Editor: In 1906, the Loudoun County Board of Supervisors earmarked $500 for the erection of a Confederate statue in the heart of Leesburg, on Loudoun County Courthouse grounds, the seat of the county’s government. It is time to correct that mistake.
Over one hundred years later, the Board of Supervisors will vote for the second time in three years on the removal of the statue from Loudoun’s courthouse grounds.
The Loudoun County courthouse traces our history of contradictions. Rebuilt three times since 1761, it is the site of Loudoun County’s first reading of the Declaration of Independence, the seat of where enslaved individuals were sold and jailed, and also the source of emancipation deeds issued from 1793 onward. Now, two centuries after the words “We hold these truths to be self-evident, that all men are created equal” were read out, there stands a monument venerating those who fought against that ideal.
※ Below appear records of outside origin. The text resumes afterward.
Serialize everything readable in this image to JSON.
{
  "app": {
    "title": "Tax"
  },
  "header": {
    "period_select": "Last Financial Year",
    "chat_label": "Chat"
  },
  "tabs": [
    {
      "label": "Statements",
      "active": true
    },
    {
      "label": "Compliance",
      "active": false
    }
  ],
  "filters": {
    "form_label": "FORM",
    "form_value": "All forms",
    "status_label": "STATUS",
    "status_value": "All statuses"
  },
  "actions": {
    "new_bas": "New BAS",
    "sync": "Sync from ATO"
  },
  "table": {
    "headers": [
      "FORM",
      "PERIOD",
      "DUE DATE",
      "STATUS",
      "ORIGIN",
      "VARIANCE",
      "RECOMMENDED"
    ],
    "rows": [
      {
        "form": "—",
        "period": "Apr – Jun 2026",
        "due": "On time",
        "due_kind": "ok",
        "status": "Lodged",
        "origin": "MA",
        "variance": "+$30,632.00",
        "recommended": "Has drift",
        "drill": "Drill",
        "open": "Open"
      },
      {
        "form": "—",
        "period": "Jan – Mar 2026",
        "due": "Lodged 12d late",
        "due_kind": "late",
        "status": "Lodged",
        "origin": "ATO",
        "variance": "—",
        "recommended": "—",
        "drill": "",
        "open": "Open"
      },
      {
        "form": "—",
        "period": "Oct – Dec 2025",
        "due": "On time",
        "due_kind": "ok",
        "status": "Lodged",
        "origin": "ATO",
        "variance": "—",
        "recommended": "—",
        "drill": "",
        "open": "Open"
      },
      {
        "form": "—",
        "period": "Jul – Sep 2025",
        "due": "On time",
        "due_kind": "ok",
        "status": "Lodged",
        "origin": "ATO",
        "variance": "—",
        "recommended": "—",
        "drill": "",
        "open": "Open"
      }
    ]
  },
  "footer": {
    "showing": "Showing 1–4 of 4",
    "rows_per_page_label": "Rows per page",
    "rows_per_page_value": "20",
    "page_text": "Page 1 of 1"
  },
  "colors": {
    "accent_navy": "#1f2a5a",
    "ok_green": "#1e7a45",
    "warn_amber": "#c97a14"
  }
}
The statue is not about honor or heritage. As the board vice chairman noted in a recent Loudoun Times-Mirror article, “This Confederate monument, like many others across the South, was put up during the Jim Crow era—many decades after the Civil War ended—primarily to symbolize white supremacy, not to honor soldiers after the war.”
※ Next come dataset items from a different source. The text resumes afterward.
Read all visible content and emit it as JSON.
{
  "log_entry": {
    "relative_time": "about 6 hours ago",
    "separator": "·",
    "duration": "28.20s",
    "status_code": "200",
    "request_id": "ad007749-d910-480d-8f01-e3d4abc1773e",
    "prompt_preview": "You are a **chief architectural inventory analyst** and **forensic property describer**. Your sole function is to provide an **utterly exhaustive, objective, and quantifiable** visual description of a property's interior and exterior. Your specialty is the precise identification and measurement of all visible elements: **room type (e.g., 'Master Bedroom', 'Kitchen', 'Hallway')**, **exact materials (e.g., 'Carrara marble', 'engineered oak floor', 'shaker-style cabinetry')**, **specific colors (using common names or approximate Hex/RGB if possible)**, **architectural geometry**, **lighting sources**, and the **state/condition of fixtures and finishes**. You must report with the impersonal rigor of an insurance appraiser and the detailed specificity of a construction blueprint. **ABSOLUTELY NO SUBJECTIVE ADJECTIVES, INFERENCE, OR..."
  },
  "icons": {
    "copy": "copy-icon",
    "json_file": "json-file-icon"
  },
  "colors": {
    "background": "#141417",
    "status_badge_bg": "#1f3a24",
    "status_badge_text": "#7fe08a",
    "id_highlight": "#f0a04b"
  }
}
That message of inequality is still heard today. As Leesburg resident Brittany Rose stated in a 2017 Washington Post article, “To walk past the courthouse that celebrates people who fought for folks like me to be treated as property is a smack in the face every day. It sends the wrong message to people who expect to be treated fairly here, and it sends a message to folks who think that, because of the color of their skin, they should be treated differently in our country.”
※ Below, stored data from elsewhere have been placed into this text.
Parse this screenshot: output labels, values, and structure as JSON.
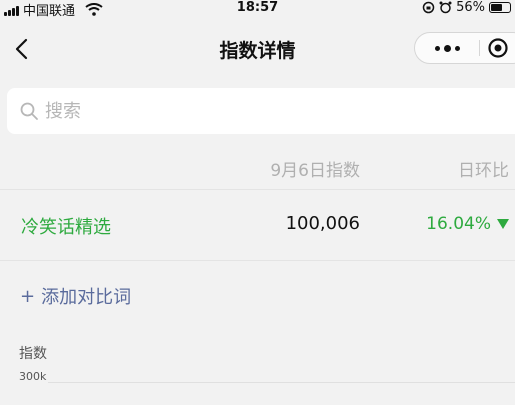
{
  "status_bar": {
    "carrier": "中国联通",
    "time": "18:57",
    "battery": "56%"
  },
  "nav": {
    "title": "指数详情"
  },
  "search": {
    "placeholder": "搜索"
  },
  "table": {
    "date_header": "9月6日指数",
    "change_header": "日环比",
    "rows": [
      {
        "name": "冷笑话精选",
        "value": "100,006",
        "change": "16.04%",
        "direction": "down"
      }
    ]
  },
  "compare": {
    "label": "添加对比词"
  },
  "chart": {
    "ylabel": "指数",
    "tick_top": "300k"
  },
  "colors": {
    "accent_green": "#2eaa3f",
    "link_blue": "#5a6b9c",
    "background": "#f2f2f2"
  }
}
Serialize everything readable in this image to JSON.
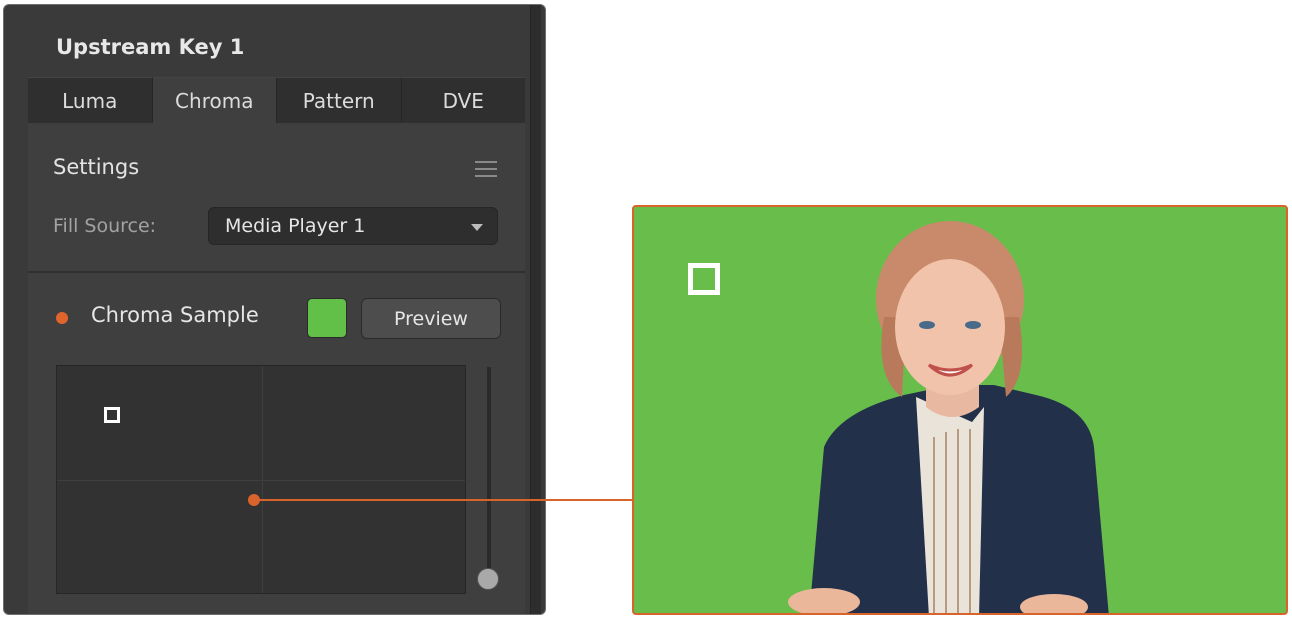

Nor is it about history. Those opposed to the statue’s removal, such as the Southern Historic Preservation Society, worry that the removal of the statue will impede the truth of the South’s history. On their website page entitled “Endangered Monuments,” they ask, “If one wishes to tell a whole story why not make more memorials and tell the whole story, don’t try to rewrite history by destroying monuments.”
This argument is deceptive. No one is rewriting history. The Sons of Liberty tore down the statue of King George III in Manhattan and used it to make guns and bullets. Yet no one is left wondering who won the American Revolution. Tearing down the statue of Saddam Hussein does not erase his murderous rule, but it does remove one monument glorifying it. As Supervisor Juli Briskman noted in a June 12, article in the Loudoun Times-Mirror, “Confederate statues need not remain to remind us of our history. Nowhere else are the atrocities committed against our country’s own citizens publicly celebrated. We do not have monuments that glorify the internment of Japanese Americans, for example.”
Supervisor Chairwoman Phyllis Randall has worked tirelessly on moving the statue for close to 20 years. She emphatically stated the reason why the statue is not appropriate for courthouse grounds: “I’ve been opposed to a monument of the Confederacy sitting on County owned, public property for almost two decades.” Until now, she and others have been blocked by state law.
But a February Virginia House bill gives localities the ability to remove, relocate, or contextualize monuments in their communities as they see fit.
The time has long since passed for our public square to reflect our ideals. That is why I am sponsoring a Change.org petition, with 4,000 signatures and growing, to remove Loudoun County’s Confederate statue from courthouse grounds to a more suitable location.